Platon’a göre filozoflar iktidara gelmedikçe ya da devletin başında olanlar gerçek filozof olmadıkça adalet ve bilgeliğe dayanan bir devlet kurulamayacaktır. Bu düşüncelerle İtalya’nın Sicilya adasındaki Sirakuza kentinin tiranı I. Dionysios’un davetini kabul ederek İtalya’ya gider. Bu tarihte, Yunan dünyasında belli bir üne kavuşmuş olan 40 yaşındaki Platon, bu çağrı ile eline kafasındaki bilgeler yönetimini gerçekleştirmek yolunda tarihsel bir fırsat geçtiği umuduna kapılır.6 Ancak buradaki hayat da Atina’dakinden çok farklı değildir. Hayal kırıklığına uğrayan Platon için bu seyahatin tek kazancı tiranın kayınbiraderi Dion’la tanışması olur. Fakat gerek I. Dionysios ile aralarındaki anlaşmazlıklar gerek genç Dion ile kurduğu yakın dostluktan I. Dionysios’un kuşkulanması aralarını açar. Ayrıca Platon’un kendisine verdiği ahlaki ve “uygunsuz” politik öğütlerden de sıkılmakta giderek rahatsız olmaktadır.

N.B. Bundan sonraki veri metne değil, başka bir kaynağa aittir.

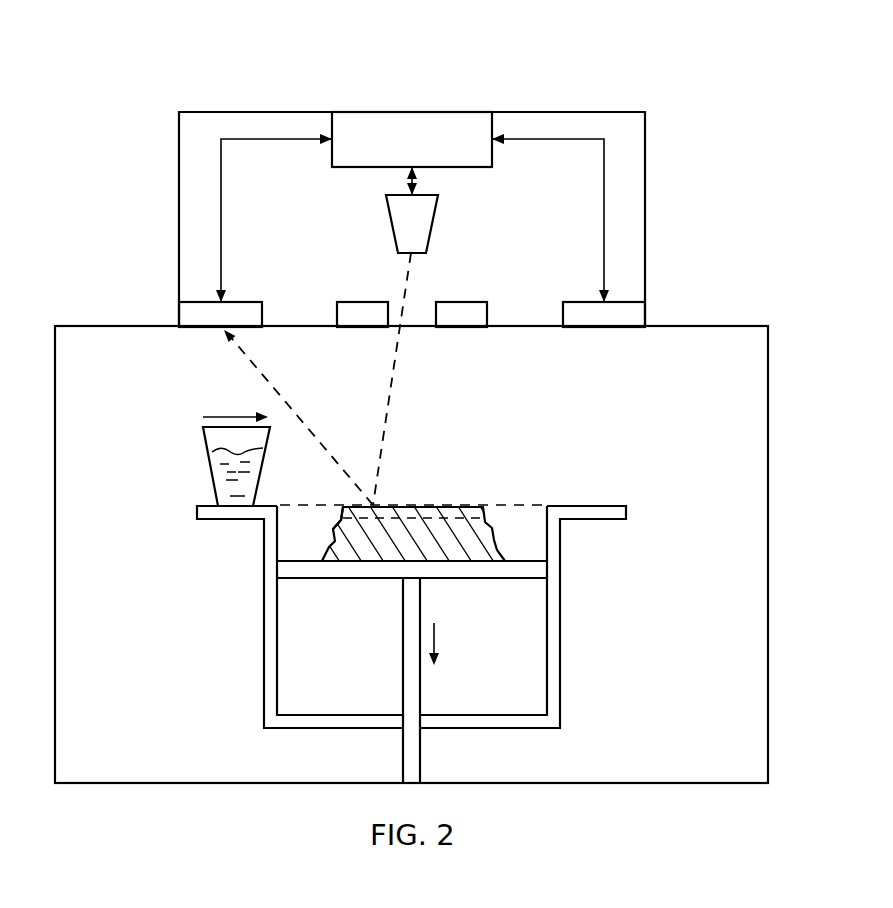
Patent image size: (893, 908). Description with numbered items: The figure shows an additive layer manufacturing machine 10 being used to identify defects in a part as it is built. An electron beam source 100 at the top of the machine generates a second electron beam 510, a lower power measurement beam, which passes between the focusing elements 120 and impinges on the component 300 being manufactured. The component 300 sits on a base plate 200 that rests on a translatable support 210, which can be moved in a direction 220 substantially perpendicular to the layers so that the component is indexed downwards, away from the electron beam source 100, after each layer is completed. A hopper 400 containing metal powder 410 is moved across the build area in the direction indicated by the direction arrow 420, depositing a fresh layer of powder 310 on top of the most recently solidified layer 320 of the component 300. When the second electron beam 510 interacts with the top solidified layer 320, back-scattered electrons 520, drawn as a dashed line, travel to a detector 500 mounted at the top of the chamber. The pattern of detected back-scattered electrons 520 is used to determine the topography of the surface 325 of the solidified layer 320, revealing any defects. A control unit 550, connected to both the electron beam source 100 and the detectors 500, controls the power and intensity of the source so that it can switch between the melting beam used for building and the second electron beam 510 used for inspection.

The additive layer manufacturing machine 10 is at (703, 250).
The electron beam source 100 is at (410, 220).
The focusing elements 120 is at (362, 315).
The base plate 200 is at (498, 570).
The translatable support 210 is at (412, 708).
The direction 220 is at (459, 644).
The component 300 is at (468, 520).
The layer of powder 310 is at (427, 505).
The layer 320 is at (343, 510).
The surface 325 is at (393, 505).
The hopper 400 is at (205, 437).
The metal powder 410 is at (222, 474).
The direction arrow 420 is at (237, 416).
The detector 500 is at (190, 320).
The second electron beam 510 is at (393, 405).
The back-scattered electrons 520 is at (270, 382).
The control unit 550 is at (457, 132).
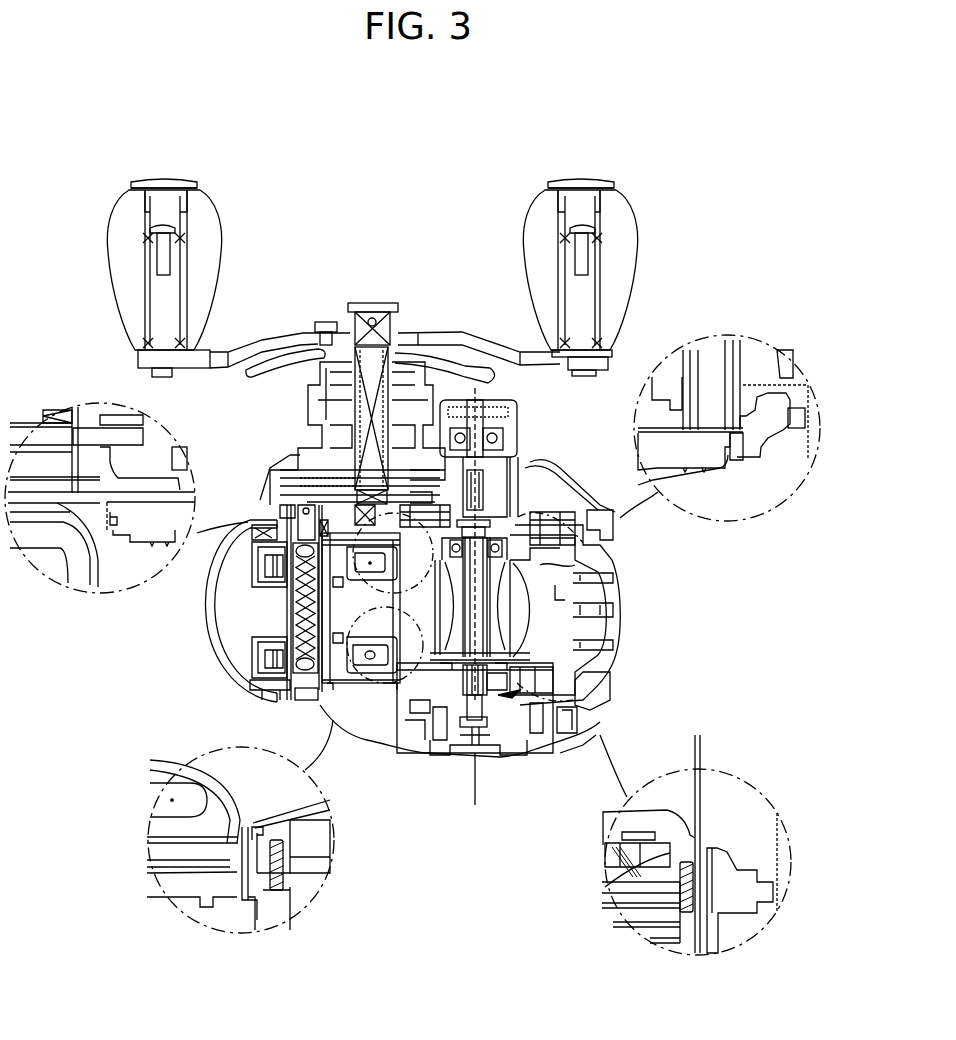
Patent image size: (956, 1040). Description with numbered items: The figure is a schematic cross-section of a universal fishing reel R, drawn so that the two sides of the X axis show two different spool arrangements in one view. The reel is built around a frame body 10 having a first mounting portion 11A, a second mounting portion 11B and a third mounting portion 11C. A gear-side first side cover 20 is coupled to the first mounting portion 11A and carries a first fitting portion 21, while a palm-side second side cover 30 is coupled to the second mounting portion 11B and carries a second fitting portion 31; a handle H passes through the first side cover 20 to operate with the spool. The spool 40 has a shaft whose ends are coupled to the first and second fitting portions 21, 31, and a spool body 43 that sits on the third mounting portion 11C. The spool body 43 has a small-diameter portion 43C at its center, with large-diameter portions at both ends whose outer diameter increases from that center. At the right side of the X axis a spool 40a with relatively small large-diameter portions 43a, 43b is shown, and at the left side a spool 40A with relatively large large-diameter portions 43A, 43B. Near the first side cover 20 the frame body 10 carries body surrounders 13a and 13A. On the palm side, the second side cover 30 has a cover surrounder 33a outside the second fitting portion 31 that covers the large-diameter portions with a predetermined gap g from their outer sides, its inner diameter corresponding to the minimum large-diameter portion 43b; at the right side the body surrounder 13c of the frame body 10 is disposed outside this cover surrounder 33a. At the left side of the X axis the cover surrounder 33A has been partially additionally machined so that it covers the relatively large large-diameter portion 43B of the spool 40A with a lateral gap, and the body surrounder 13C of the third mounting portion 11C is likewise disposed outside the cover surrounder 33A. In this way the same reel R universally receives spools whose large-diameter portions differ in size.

The universal fishing reel R is at (80, 154).
The handle H is at (213, 211).
The frame body 10 is at (640, 624).
The first mounting portion 11A is at (617, 534).
The second mounting portion 11B is at (625, 682).
The third mounting portion 11C is at (575, 590).
The body surrounder 13a is at (720, 425).
The body surrounder 13A is at (124, 500).
The body surrounder 13c is at (736, 870).
The body surrounder 13C is at (240, 880).
The gear-side first side cover 20 is at (545, 458).
The first fitting portion 21 is at (495, 488).
The palm-side second side cover 30 is at (556, 762).
The second fitting portion 31 is at (508, 758).
The cover surrounder 33A is at (250, 812).
The cover surrounder 33a is at (718, 845).
The spool 40 is at (112, 672).
The spool 40A is at (420, 616).
The spool 40a is at (378, 683).
The spool body 43 is at (530, 598).
The large-diameter portion 43a is at (740, 460).
The large-diameter portion 43A is at (115, 530).
The large-diameter portion 43b is at (678, 880).
The large-diameter portion 43B is at (292, 835).
The small-diameter portion 43C is at (442, 608).
The X axis X is at (474, 795).
The gap g is at (724, 742).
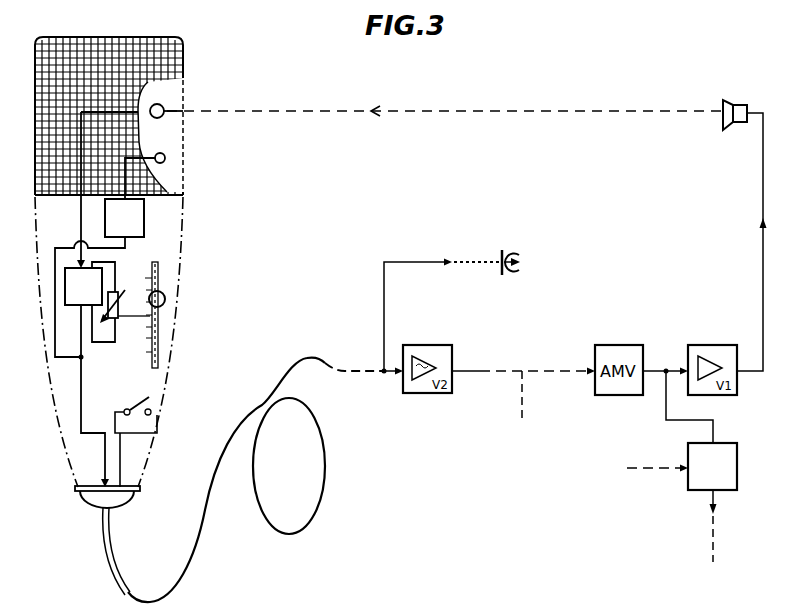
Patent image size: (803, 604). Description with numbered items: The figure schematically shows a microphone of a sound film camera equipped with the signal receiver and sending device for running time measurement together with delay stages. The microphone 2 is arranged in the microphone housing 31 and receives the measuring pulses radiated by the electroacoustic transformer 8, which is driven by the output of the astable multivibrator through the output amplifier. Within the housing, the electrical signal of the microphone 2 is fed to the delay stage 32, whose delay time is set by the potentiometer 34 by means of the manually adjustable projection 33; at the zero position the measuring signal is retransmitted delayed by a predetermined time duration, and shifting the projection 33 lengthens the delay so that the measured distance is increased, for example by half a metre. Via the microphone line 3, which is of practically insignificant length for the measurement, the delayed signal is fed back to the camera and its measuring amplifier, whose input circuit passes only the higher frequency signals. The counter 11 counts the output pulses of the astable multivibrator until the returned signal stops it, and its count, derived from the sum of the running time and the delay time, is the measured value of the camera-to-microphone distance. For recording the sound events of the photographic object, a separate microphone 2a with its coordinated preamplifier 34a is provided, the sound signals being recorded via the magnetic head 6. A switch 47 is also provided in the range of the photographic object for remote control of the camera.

Nitekim çok geçmeden Platon’a artık misafirliğinin istenmediği hatırlatılır ve bir gün Sireza’da bulunan bir gemiye bindirilir. Gemi o sırada Atina ile savaş halinde bulunan Aegina adasına uğrar ve bir Atina yurttaşı olan Platon o zamanlar geçerli olan savaş kurallarına göre köle olarak satılır. Burada iyi bir şans eseri olarak zengin bir Kireneli bilge olan Annikeris Platon’u tanır ve köle olarak satılmak üzereyken fidyesini ödeyerek serbest kalmasını sağlar.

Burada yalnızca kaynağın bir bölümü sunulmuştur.